I felt my body begin to move again as the demon burned up, the blood flame dissolving it into nothing but fire residue.

“Ah,” I muttered, my hand flying to my chest. The red flame of my soul slipped back inside of me. I felt it brush against my fingers as it oozed past, returning to its home. “How did I do that?”

The demon holding the man hostage was gone. I looked up to see a college-age student before me, with dark eyes and darker hair—normal, once more.

“Thank you,” he said.

I watched as the tiny, cramped cubicle blew over, and a bright morning sky filled with twinkling lights settled around him.

“You’re welcome,” I said back. “Um, are you okay now?”

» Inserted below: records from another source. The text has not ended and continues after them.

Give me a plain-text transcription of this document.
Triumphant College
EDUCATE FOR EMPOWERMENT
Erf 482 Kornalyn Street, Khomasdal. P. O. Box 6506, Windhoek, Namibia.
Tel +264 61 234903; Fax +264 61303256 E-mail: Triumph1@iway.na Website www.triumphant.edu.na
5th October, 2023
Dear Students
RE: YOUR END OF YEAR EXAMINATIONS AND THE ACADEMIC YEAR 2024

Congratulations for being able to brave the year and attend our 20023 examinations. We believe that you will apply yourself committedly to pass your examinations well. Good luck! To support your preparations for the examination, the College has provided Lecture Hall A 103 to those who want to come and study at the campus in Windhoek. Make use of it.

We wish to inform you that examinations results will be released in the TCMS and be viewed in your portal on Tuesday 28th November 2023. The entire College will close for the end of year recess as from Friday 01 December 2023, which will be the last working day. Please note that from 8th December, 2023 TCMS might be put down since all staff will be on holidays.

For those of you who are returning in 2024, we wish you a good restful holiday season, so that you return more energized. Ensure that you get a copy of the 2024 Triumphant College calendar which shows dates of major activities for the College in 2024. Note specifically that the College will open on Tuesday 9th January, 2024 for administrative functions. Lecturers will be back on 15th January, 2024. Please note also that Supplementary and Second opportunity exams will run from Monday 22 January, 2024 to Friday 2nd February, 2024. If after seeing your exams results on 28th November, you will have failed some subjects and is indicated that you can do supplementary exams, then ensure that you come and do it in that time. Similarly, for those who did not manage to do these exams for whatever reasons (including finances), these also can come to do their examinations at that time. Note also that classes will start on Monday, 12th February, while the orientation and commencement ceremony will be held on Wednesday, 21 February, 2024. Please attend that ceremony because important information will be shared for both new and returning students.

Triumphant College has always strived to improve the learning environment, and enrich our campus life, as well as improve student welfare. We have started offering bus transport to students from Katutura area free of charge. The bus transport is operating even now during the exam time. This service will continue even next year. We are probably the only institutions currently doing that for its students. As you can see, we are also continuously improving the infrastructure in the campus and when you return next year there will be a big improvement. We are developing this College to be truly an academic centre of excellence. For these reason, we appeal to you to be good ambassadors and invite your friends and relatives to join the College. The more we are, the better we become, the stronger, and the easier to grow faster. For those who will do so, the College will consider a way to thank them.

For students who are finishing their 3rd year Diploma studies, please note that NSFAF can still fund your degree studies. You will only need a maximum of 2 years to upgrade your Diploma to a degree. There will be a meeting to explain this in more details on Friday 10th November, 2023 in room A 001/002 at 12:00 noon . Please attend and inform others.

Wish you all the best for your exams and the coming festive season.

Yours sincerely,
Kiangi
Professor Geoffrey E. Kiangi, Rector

“I’m having a hard time,” he admitted. There was an air of loneliness and uncertainty around him still, I noticed. I was about ask what was bothering him when he continued, “But I’m not ready to give up, like that thing wanted me to. I have people counting on me.”

Oh, well that was good then. I guess I shouldn’t really be asking people I’ve never met personal questions. “Are you ready to go home?” I asked.

“Yes.”

And with that, we faded back into the real world, where I found my body kneeling over his, and his still unconscious.

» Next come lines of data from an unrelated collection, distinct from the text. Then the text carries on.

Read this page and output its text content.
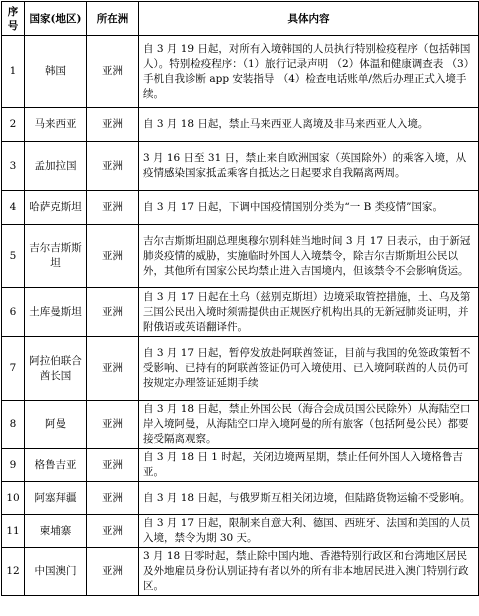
序号	国家(地区)	所在洲	具体内容
1	韩国	亚洲	自 3 月 19 日起，对所有入境韩国的人员执行特别检疫程序（包括韩国人）。特别检疫程序：（1）旅行记录声明 （2）体温和健康调查表 （3）手机自我诊断 app 安装指导 （4）检查电话账单/然后办理正式入境手续。
2	马来西亚	亚洲	自 3 月 18 日起，禁止马来西亚人离境及非马来西亚人入境。
3	孟加拉国	亚洲	3 月 16 日至 31 日，禁止来自欧洲国家（英国除外）的乘客入境，从疫情感染国家抵孟乘客自抵达之日起要求自我隔离两周。
4	哈萨克斯坦	亚洲	自 3 月 17 日起，下调中国疫情国别分类为“一 B 类疫情”国家。
5	吉尔吉斯斯坦	亚洲	吉尔吉斯斯坦副总理奥穆尔别科娃当地时间 3 月 17 日表示，由于新冠肺炎疫情的威胁，实施临时外国人入境禁令，除吉尔吉斯斯坦公民以外，其他所有国家公民均禁止进入吉国境内，但该禁令不会影响货运。
6	土库曼斯坦	亚洲	自 3 月 17 日起在土乌（兹别克斯坦）边境采取管控措施，土、乌及第三国公民出入境时须需提供由正规医疗机构出具的无新冠肺炎证明，并附俄语或英语翻译件。
7	阿拉伯联合酋长国	亚洲	自 3 月 17 日起，暂停发放赴阿联酋签证，目前与我国的免签政策暂不受影响、已持有的阿联酋签证仍可入境使用、已入境阿联酋的人员仍可按规定办理签证延期手续
8	阿曼	亚洲	自 3 月 18 日起，禁止外国公民（海合会成员国公民除外）从海陆空口岸入境阿曼，从海陆空口岸入境阿曼的所有旅客（包括阿曼公民）都要接受隔离观察。
9	格鲁吉亚	亚洲	自 3 月 18 日 1 时起，关闭边境两星期，禁止任何外国人入境格鲁吉亚。
10	阿塞拜疆	亚洲	自 3 月 18 日起，与俄罗斯互相关闭边境，但陆路货物运输不受影响。
11	柬埔寨	亚洲	自 3 月 17 日起，限制来自意大利、德国、西班牙、法国和美国的人员入境，禁令为期 30 天。
12	中国澳门	亚洲	3 月 18 日零时起，禁止除中国内地、香港特别行政区和台湾地区居民及外地雇员身份认别证持有者以外的所有非本地居民进入澳门特别行政区。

I looked up and blinked, finding the real world a lot brighter than the realm of the guy’s heart. I felt his wrist fall out of my hand, and I slouched back onto my legs.

“Did you get to him?” Starry Knight’s voice came to me like a voice from the other side of the water.

I heard myself answer, “Yes. He’s free.”

“Are you okay?”

I looked up at Starry Knight, and her beauty was especially striking to me. I found myself falling forward, my hands wrapping themselves around her. As I broke through the surface, I found myself saying, “Yes. I am.”